Auch in fremder Obhut greift die Tierhalterhaftung
Befindet sich ein Hund in der Obhut des Tierarztes, erlischt damit nicht die Haftung des Hundehalters, wenn der Hund zubeißt. Das entschied das Oberlandesgericht Celle im Juni dieses Jahres.
Zu einer Klage kam es durch einen Tierarzt, der von einem Hund so heftig gebissen wurde, dass er seine berufliche Tätigkeit nicht mehr ausführen konnte. Der Tierarzt forderte von der Halterin des Hundes Schadensersatz und Schmerzensgeld in sechstelliger Höhe. Die Hundehalterin lehnte jegliche Verantwortung ab.

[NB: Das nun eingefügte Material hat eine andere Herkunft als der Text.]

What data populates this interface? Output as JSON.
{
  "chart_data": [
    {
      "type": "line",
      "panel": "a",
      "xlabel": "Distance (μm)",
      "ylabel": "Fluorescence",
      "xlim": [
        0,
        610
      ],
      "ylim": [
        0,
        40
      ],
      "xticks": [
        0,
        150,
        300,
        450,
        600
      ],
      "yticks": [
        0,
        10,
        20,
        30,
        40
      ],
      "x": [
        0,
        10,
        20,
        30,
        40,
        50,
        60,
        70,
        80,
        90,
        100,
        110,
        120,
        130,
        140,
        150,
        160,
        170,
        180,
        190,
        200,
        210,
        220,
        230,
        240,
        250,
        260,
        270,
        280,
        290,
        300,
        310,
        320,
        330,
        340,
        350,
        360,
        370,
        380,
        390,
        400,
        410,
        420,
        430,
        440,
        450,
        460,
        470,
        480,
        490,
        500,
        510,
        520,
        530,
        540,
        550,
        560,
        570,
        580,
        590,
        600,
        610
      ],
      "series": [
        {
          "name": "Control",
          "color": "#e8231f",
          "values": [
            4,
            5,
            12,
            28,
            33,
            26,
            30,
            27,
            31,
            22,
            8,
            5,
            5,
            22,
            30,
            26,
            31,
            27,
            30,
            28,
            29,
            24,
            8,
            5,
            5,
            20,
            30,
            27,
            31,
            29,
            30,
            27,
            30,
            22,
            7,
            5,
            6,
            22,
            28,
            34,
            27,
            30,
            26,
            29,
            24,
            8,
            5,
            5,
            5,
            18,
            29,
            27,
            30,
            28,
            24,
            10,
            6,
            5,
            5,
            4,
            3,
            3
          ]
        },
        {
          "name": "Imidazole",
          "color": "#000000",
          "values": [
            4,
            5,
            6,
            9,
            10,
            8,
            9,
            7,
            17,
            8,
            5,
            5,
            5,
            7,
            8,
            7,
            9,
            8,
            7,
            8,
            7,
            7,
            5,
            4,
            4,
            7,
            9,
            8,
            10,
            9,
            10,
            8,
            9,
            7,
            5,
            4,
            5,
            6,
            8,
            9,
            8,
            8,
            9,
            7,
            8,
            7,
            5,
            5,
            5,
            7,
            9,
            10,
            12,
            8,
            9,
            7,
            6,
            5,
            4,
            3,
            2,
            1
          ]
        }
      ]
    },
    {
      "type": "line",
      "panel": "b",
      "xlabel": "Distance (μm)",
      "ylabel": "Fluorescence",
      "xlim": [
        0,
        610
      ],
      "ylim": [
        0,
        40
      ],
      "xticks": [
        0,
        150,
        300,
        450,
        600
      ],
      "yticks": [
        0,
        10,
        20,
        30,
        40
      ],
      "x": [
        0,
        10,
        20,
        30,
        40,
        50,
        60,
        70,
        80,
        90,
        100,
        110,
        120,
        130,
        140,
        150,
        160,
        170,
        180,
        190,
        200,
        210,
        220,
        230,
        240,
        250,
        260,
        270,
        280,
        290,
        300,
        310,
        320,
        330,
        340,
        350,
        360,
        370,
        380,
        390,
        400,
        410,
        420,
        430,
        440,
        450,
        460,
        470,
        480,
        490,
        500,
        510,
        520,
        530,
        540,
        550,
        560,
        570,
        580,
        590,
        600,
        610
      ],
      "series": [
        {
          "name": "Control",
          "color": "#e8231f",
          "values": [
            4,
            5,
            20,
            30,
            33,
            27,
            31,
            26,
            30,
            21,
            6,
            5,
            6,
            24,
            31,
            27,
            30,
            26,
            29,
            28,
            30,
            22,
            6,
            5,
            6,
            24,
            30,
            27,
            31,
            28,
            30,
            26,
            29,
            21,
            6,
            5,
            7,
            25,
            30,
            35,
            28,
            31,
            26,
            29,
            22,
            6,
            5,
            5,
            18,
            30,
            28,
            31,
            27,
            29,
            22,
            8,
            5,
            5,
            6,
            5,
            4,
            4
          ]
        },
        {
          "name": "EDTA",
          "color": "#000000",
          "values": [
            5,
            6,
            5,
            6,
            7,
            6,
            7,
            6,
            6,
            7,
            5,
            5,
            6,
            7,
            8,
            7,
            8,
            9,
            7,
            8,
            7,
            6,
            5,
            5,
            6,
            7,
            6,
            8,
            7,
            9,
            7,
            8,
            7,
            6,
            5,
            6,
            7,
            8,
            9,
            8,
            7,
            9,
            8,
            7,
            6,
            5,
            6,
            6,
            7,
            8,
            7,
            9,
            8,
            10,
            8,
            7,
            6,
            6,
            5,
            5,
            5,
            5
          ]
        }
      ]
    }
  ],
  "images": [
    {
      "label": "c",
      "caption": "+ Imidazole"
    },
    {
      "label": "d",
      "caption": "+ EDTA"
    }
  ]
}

Hintergrund des Rechtsstreites: Der Hund der Beklagten befand sich wegen einer notwendigen Operation in der Tierklinik des Klägers. Nach dem Eingriff lag der Hund im Aufwachraum und biss in der Aufwachphase den Tierarzt so schwer in die Hand, dass dieser durch die Folgen der Verletzung keine chirurgischen Eingriffe mehr vornehmen kann. Die Hundehalterin vertrat die Ansicht, dass sie nicht für den Schaden aufkommen müsse, da sie überhaupt keine Möglichkeit gehabt hätte, auf den Hund Einfluss zu nehmen. Diese Möglichkeit der Einflussnahme hätte allein der Tierarzt gehabt und sich dem Risiko, gebissen zu werden, bewusst ausgesetzt.
Das Oberlandesgericht folgte der Argumentation der Hundehalterin nicht. Auch wenn ein Hund in die Obhut des Tierarztes gegeben wird, erlischt damit nicht die Haftung des Tierhalters. Diese besteht unabhängig von der Möglichkeit der Einflussnahme auf das Tier.
Allerdings bekam der Tierarzt seine Forderung nicht in der vollen Höhe zugesprochen. Grundsätzlich kann die Haftung beschränkt werden, wenn sich der Geschädigte durch sein eigenes Verhalten erst in Gefahr begeben hat. In dem konkreten Fall hätte der Tierarzt eine besondere Vorsicht walten lassen müssen. Aus fachlicher Sicht konnte ihm nicht fremd sein, dass Hunde mitunter aggressiv reagieren, wenn sie aus einer Narkose erwachen. Dementsprechend sprach das Gericht dem klagenden Tierarzt nur einen Teil der geltend gemachten Schadensersatzforderung zu.